Monday, May 3, 2010

FROM THE EMERALD CITY TO PLEASANTVILLE

WE'RE NOT IN KANSAS ANYMORE

When Dorothy and Toto left Kansas, they couldn't imagine what they would find. But neither could they imagine what they left. Not only school boards wary of Darwin, but churches panicked by porn!

Oh, not the usual kind. This is female porn. Evangelical churches there have found organized porn for women which they say has become epidemic. In Christian theology, women are the non-sexual member of the species; but things haven't worked out that way in Kansas. And now some religious groups in cities like Chicago are also concerned.

The question isn't where women can find pornography, but why they're looking for it? I'm old enough to remember Sinatra's crooning voice and Elvis's grinding hips. Seems to me the only difference between young women then and now is now they've kicked their swooning and screaming up a notch. Lets see -- the same Darwin Kansas so dislikes would probably say: "It's just the female of the species evolving..."

EXACTLY HOW HAPPY WERE THE "HAPPY DAYS?"

According to Ron Howard and the Fonze, the Fifties were the "Happy Days." The greatest boom-decade in America's history when we were number one in the world, with jobs, salaries and chromed convertibles everywhere just for the asking.
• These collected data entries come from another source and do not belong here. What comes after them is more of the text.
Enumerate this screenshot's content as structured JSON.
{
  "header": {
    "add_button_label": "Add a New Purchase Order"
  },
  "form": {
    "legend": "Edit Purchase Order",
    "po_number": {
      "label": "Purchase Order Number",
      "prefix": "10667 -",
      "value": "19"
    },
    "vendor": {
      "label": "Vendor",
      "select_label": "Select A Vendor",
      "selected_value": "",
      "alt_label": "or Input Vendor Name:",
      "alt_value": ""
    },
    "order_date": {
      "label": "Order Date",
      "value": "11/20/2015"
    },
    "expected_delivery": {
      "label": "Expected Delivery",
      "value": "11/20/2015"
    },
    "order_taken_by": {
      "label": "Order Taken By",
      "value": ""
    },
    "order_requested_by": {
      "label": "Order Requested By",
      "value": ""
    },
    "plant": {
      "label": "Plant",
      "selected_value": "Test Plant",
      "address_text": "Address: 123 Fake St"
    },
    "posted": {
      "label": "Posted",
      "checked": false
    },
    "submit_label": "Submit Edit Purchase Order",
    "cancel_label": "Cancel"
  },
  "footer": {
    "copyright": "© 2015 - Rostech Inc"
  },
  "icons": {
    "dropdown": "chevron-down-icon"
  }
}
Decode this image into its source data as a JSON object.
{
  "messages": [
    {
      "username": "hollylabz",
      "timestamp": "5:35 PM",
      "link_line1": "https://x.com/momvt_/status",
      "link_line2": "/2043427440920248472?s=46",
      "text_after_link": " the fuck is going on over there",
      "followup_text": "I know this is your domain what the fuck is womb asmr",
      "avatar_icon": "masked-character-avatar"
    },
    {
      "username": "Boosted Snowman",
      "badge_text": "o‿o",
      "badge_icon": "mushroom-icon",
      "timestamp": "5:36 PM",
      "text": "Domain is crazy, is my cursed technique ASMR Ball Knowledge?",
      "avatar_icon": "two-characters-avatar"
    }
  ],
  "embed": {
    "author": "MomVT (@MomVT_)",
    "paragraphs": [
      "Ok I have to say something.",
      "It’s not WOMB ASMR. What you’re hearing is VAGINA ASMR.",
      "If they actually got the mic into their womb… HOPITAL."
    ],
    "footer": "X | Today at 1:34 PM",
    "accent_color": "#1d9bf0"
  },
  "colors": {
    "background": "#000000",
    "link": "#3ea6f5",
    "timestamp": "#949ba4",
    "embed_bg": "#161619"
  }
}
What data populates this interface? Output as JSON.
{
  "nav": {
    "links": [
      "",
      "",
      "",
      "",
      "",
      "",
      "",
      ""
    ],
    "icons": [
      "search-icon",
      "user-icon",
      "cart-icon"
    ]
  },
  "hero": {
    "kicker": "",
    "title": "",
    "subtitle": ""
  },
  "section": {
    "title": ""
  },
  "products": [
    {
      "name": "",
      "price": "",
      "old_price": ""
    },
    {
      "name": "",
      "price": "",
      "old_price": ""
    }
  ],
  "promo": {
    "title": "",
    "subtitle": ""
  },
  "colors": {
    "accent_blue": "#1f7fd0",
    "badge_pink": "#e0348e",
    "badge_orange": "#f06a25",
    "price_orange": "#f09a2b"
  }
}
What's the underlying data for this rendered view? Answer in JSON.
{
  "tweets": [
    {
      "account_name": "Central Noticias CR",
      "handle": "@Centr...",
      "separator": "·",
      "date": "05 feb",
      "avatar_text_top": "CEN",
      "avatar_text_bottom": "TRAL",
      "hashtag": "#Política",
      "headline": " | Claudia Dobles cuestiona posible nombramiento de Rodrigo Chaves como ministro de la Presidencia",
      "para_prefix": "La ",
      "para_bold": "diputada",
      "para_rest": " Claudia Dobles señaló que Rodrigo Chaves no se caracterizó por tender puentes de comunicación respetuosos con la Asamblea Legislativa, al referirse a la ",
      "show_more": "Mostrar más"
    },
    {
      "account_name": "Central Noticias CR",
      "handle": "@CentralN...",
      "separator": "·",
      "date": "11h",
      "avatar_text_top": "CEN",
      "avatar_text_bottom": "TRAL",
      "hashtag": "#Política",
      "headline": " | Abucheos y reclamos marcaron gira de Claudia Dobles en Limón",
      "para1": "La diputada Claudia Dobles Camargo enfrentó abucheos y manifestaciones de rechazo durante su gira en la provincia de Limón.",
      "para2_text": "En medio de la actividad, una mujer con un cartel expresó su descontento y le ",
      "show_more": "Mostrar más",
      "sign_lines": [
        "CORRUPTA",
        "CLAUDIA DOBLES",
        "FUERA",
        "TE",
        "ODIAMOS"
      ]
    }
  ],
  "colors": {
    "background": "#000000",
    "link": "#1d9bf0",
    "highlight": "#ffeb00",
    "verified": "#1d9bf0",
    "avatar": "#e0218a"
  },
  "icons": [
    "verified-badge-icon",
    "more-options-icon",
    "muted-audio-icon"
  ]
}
Like we were portrayed from the 30s & 40s in cozy sepio-tones, in the 50s we're usually pictured in crisp black&white. The fizzy fun of "Uncle Miltie,"I Love Lucy," "The Honeymooners," "Ozzie and Harriet," "Make Room for Daddy," "Dobbie Gillis," and my particular favorite "Father Knows Best."

I loved Robert Young in that role, because as a young father I looked forward to when I too could come home in neat suit & tie to my waiting white-fenced family, mother in dress and earrings, children agog with young wonder. Unfortunately, as things turned out in the 60s and 70s, most of us discovered fatherhood didn't come with Robert Young's script and dialog.

Other things were similarly out of joint with the gradual arrival of Rock n Roll, the Beatniks, pink shirts, perfect Debbie and Eddie getting divorced, gritty foreign films without patented happy endings, the mushroom cloud dictating daily duck & cover drills in school, and the oozing virus of McCarthyism.

Yes, there were little dispiriting signs all around us. If we dared pay attention. Like the characters did in the recent film "Pleasantville" in which the placidity of their black&white 50s gradually gave way to a whole new reality. Now I perfectly understand the audience is supposed to celebrate this dawning new reality pushing aside the banalities of our 50-ish ways and days. And yet as I watched Pleasantville mature before my eyes, frankly I wasn't entirely pleased.

Call this reaction a foolish nostalgia refusing to embrace the world as it's actually becoming. On the other hand, have you ever asked yourself what Dorothy really felt once she returned from the technicolor glories of the Emerald City to the gritty reality of dusty Kansas? I have....!

2 comments:

  1. I never thought of it that way...what Dorothy thought when she got "home". Maybe she missed the color....very interesting perspective!